Cash Flow With Joe

How can we structure this deal?

How can we structure this deal?

 

In the summer of 2010, I was blessed to have a sure-enough successful husband-and-wife real estate investor team take Ashley and me under their wings. They have a passion for giving and enjoyed teaching aspiring and established investors alike on how to creatively structure deals. Without them, Ashley and I wouldn’t be where we are. That passion lives on today as they travel around the country teaching on the same topic. Their names are Bill and Kim Cook, and they are just wonderful people.

 

At that time, Bill and Kim were doing a monthly REIA (Real Estate Investor Association) event at their personal home situated on a 20-plus acre horse farm in Adairsville. The name of the REIA was called REIA Rancho, and the memories I have of being on the ranch bring back immediate nostalgia and a great big smile.
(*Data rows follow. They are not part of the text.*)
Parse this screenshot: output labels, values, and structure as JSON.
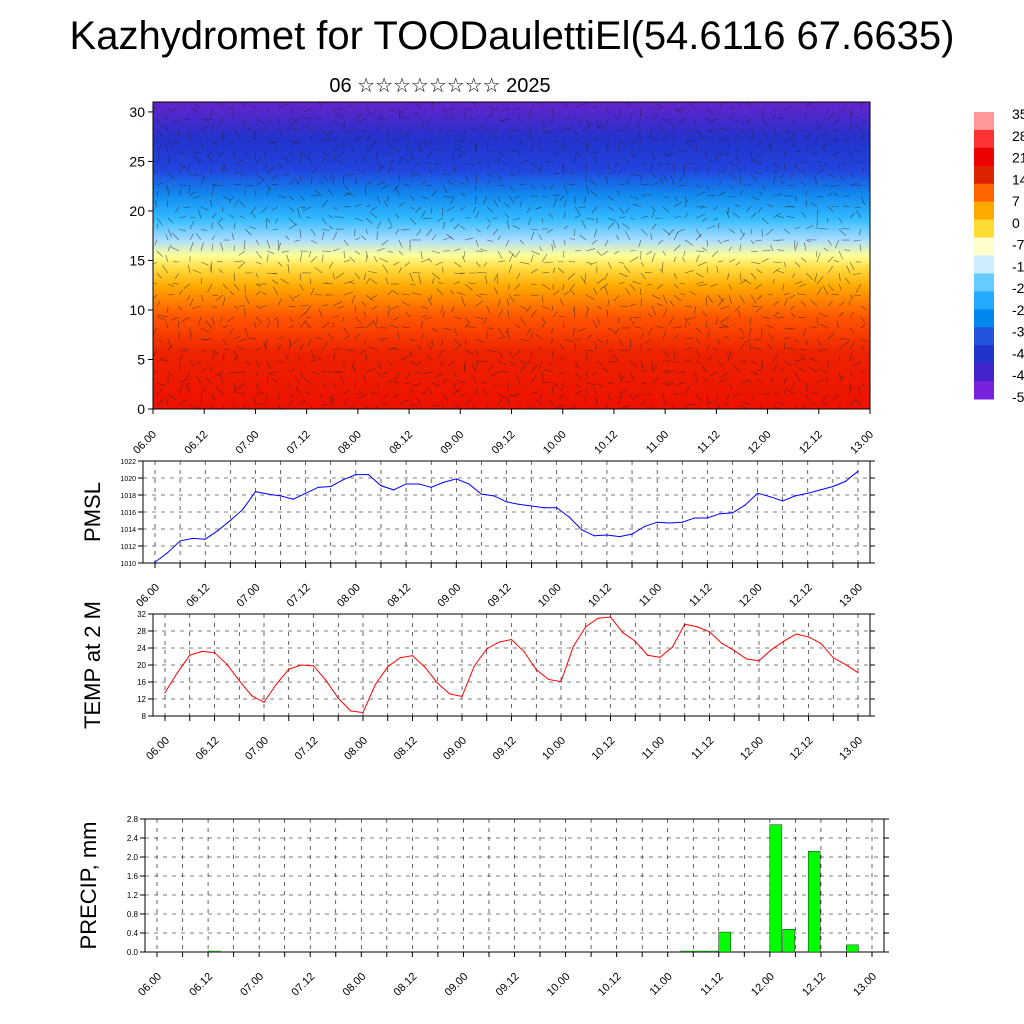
{
  "title": "Kazhydromet for TOODaulettiEl(54.6116 67.6635)",
  "subtitle": "06 ☆☆☆☆☆☆☆☆ 2025",
  "x_tick_labels": [
    "06.00",
    "06.12",
    "07.00",
    "07.12",
    "08.00",
    "08.12",
    "09.00",
    "09.12",
    "10.00",
    "10.12",
    "11.00",
    "11.12",
    "12.00",
    "12.12",
    "13.00"
  ],
  "colors": {
    "pmsl_line": "#0000ff",
    "temp_line": "#ff0000",
    "precip_bar": "#00ff00",
    "colorbar": [
      "#ff9999",
      "#ff3333",
      "#ee0000",
      "#dd2200",
      "#ff6600",
      "#ffaa00",
      "#ffdd33",
      "#ffffcc",
      "#cceeff",
      "#66ccff",
      "#22aaff",
      "#0088ee",
      "#2255dd",
      "#2233cc",
      "#4422cc",
      "#7722dd"
    ]
  },
  "chart_data": [
    {
      "type": "heatmap",
      "description_label": "upper panel",
      "y_ticks": [
        0,
        5,
        10,
        15,
        20,
        25,
        30
      ],
      "ylim": [
        0,
        31
      ],
      "colorbar_labels": [
        "35",
        "28",
        "21",
        "14",
        "7",
        "0",
        "-7",
        "-1",
        "-2",
        "-2",
        "-3",
        "-4",
        "-4",
        "-5"
      ]
    },
    {
      "type": "line",
      "ylabel": "PMSL",
      "ylim": [
        1010,
        1022
      ],
      "y_ticks": [
        1010,
        1012,
        1014,
        1016,
        1018,
        1020,
        1022
      ],
      "x_hours": [
        0,
        3,
        6,
        9,
        12,
        15,
        18,
        21,
        24,
        27,
        30,
        33,
        36,
        39,
        42,
        45,
        48,
        51,
        54,
        57,
        60,
        63,
        66,
        69,
        72,
        75,
        78,
        81,
        84,
        87,
        90,
        93,
        96,
        99,
        102,
        105,
        108,
        111,
        114,
        117,
        120,
        123,
        126,
        129,
        132,
        135,
        138,
        141,
        144,
        147,
        150,
        153,
        156,
        159,
        162,
        165,
        168
      ],
      "values": [
        1010.1,
        1011.2,
        1012.6,
        1012.9,
        1012.8,
        1013.8,
        1015.0,
        1016.3,
        1018.4,
        1018.1,
        1017.9,
        1017.5,
        1018.2,
        1018.9,
        1019.0,
        1019.8,
        1020.4,
        1020.4,
        1019.1,
        1018.6,
        1019.3,
        1019.3,
        1018.9,
        1019.5,
        1019.9,
        1019.3,
        1018.1,
        1017.9,
        1017.2,
        1016.9,
        1016.7,
        1016.5,
        1016.5,
        1015.4,
        1013.9,
        1013.2,
        1013.3,
        1013.1,
        1013.4,
        1014.3,
        1014.8,
        1014.7,
        1014.8,
        1015.3,
        1015.3,
        1015.8,
        1015.9,
        1016.8,
        1018.2,
        1017.8,
        1017.3,
        1017.9,
        1018.2,
        1018.6,
        1019.0,
        1019.6,
        1020.8
      ]
    },
    {
      "type": "line",
      "ylabel": "TEMP at 2 M",
      "ylim": [
        8,
        32
      ],
      "y_ticks": [
        8,
        12,
        16,
        20,
        24,
        28,
        32
      ],
      "x_hours": [
        0,
        3,
        6,
        9,
        12,
        15,
        18,
        21,
        24,
        27,
        30,
        33,
        36,
        39,
        42,
        45,
        48,
        51,
        54,
        57,
        60,
        63,
        66,
        69,
        72,
        75,
        78,
        81,
        84,
        87,
        90,
        93,
        96,
        99,
        102,
        105,
        108,
        111,
        114,
        117,
        120,
        123,
        126,
        129,
        132,
        135,
        138,
        141,
        144,
        147,
        150,
        153,
        156,
        159,
        162,
        165,
        168
      ],
      "values": [
        13.5,
        18.2,
        22.3,
        23.2,
        22.9,
        20.2,
        16.3,
        12.8,
        11.2,
        15.5,
        19.0,
        20.0,
        19.8,
        16.4,
        12.2,
        9.2,
        8.8,
        15.4,
        19.6,
        21.7,
        22.2,
        19.5,
        15.8,
        13.2,
        12.6,
        19.8,
        23.8,
        25.4,
        26.0,
        23.2,
        18.9,
        16.6,
        16.1,
        24.4,
        29.0,
        31.0,
        31.3,
        27.6,
        25.6,
        22.3,
        21.8,
        24.2,
        29.6,
        29.0,
        27.8,
        25.1,
        23.4,
        21.4,
        21.0,
        23.6,
        25.6,
        27.3,
        26.6,
        25.1,
        21.7,
        20.1,
        18.2
      ]
    },
    {
      "type": "bar",
      "ylabel": "PRECIP, mm",
      "ylim": [
        0,
        2.8
      ],
      "y_ticks": [
        "0.0",
        "0.4",
        "0.8",
        "1.2",
        "1.6",
        "2.0",
        "2.4",
        "2.8"
      ],
      "x_hours": [
        12,
        123,
        126,
        129,
        132,
        144,
        147,
        153,
        162
      ],
      "values": [
        0.02,
        0.02,
        0.02,
        0.02,
        0.42,
        2.68,
        0.48,
        2.12,
        0.15
      ]
    }
  ]
}
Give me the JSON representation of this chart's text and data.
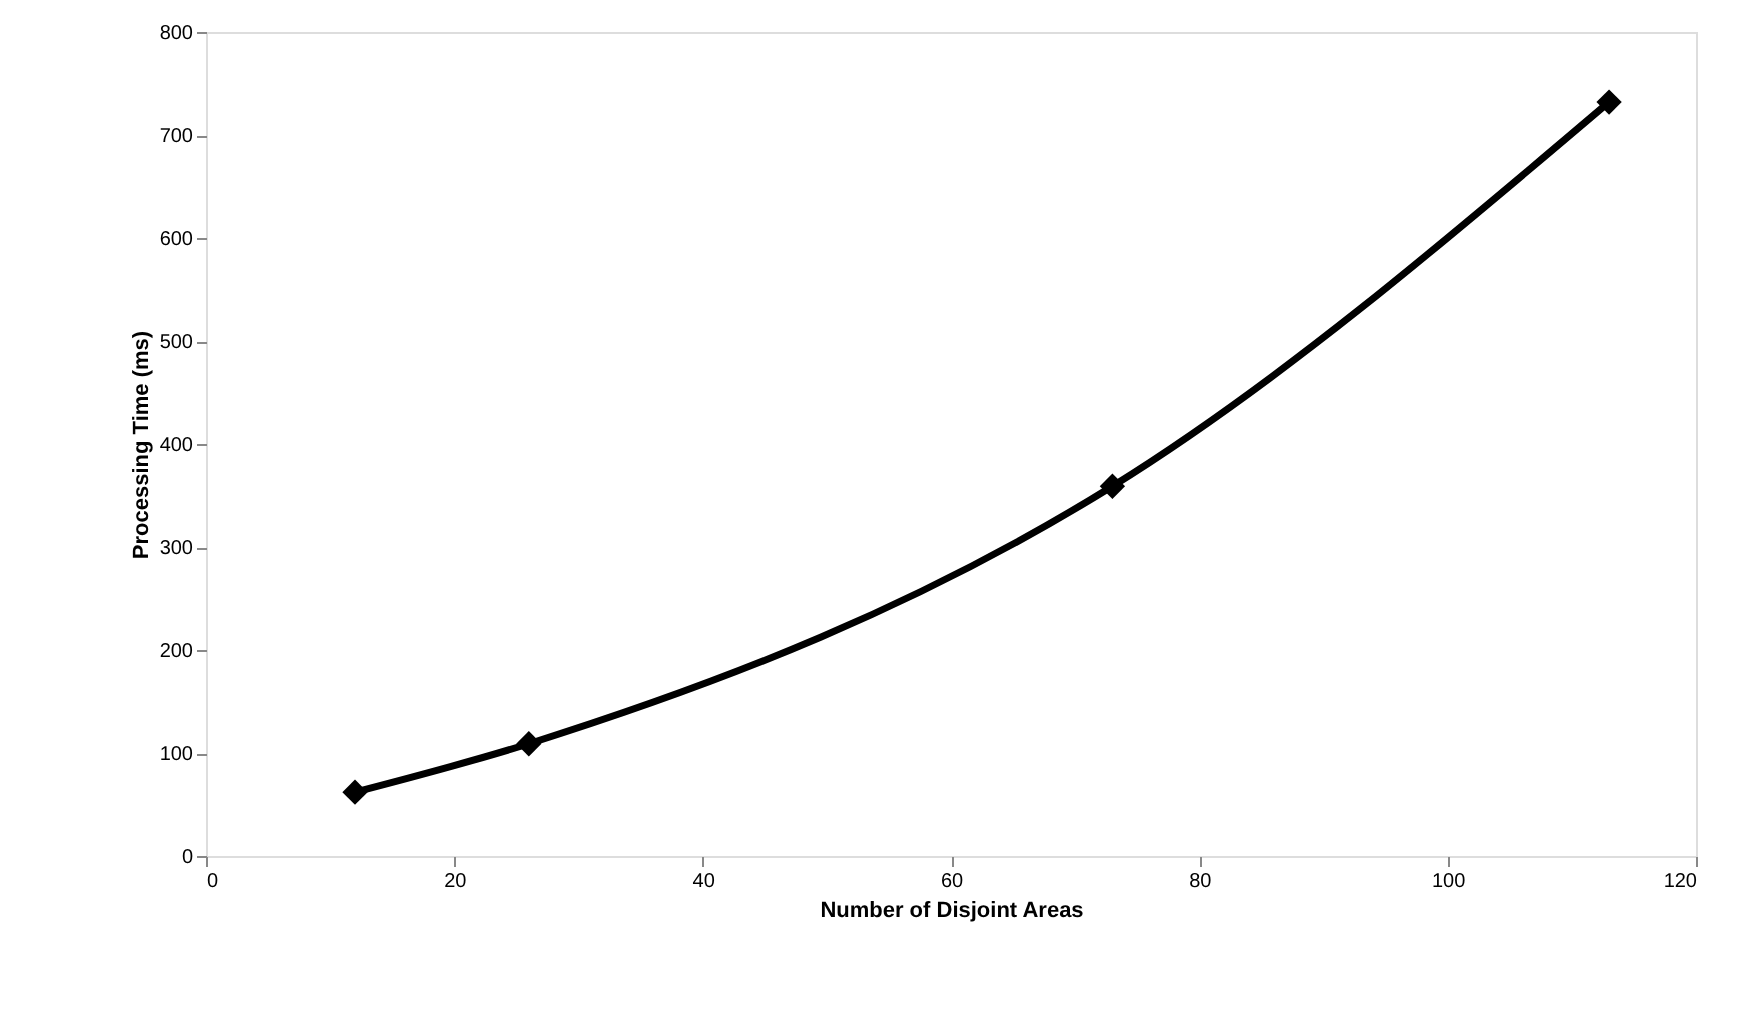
{
  "chart_data": {
    "type": "line",
    "xlabel": "Number of Disjoint Areas",
    "ylabel": "Processing Time (ms)",
    "x": [
      12,
      26,
      73,
      113
    ],
    "series": [
      {
        "color": "#000000",
        "values": [
          62,
          109,
          359,
          732
        ]
      }
    ],
    "xlim": [
      0,
      120
    ],
    "xticks": [
      0,
      20,
      40,
      60,
      80,
      100,
      120
    ],
    "ylim": [
      0,
      800
    ],
    "yticks": [
      0,
      100,
      200,
      300,
      400,
      500,
      600,
      700,
      800
    ],
    "grid": false,
    "marker": "diamond",
    "line_style": "solid"
  }
}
For some reason, you always felt like you were coming home when you went up to the ranch.

 

It was there that I really got introduced to creative deal structuring. Bill would say that all deals are possible. What he meant by that was that you could do any deal and make it profitable if you found the right structure to make it happen.

 

He would take a white board and write some information about a house on it in front of the 40 people huddled up in the living room. He would then ask us how to structure the deal for that house. People would ask questions and give their input. And by the time we were through, there were at least three ways to make the deal happen.

 

I learned so much from the exercise.

 

I’d like to do the same for you on a house I went to last week. But since you aren’t here to ask questions, I’ll take the lead and write as I think out loud.

 

We’ll call the house Cottonwood. It’s a late 60’s, three-bedroom, one-bath ranch. Currently, it has a mortgage against it with a principle balance of $28,000. The mortgage payment for principle and interest is $390 a month, and the interest rate is 11.25%.

 

Rehab wise, it could use new windows. The HVAC, roof and septic have been updated. It has hardwoods throughout, but there was leak around the water heater that has caused some damage. At 1,100 square feet, I’d say the rehab would run $17,000 to flip or $5,000 to rent.

 

The after-repair value on this house is only $60,000 due to location and age. But it would rent for $700 a month.

 

The seller is selling because they don’t want to keep making two payments. They’re open to any kind of offer and really just want to be done with it. They asked if we could give them payoff for the house.

 

So the first question we need to answer is “Is this a flipper or a keeper?”

 

For me, there is not enough meat on the bone to flip this house. If it were in a better location, I may consider it. But not in this case.

 

 

So how could we keep it?

 

This deal isn’t good enough for me to pay cash. That being said, a subject-to deal is possible. That’s where you buy a house and leave the seller mortgage in place after the closing. The house would only cashflow around $100 a month. That’s not a lot to take on a debt with an 11.25% interest rate. But it’s still doable, especially since I forgot to mention there’s only nine years left to pay on the mortgage.

 

Another thing is that it’s on the outskirts of my area. I’m not sure if I really want it. So how could I test drive this deal to see if I do? It could be done with a lease option.

 

What if I leased the property from the seller at a rate equal to the mortgage payment with the right to sublease the house? I could then rent it for the $700 and increase the cashflow to closer to $300 a month. I could get an option to buy this house, subject-to the existing mortgage for a time in the future after I feel comfortable with the property. And If I don’t, I can walk away at any time.

 

That seems safer, more profitable and is just one of the many ways we could structure this deal.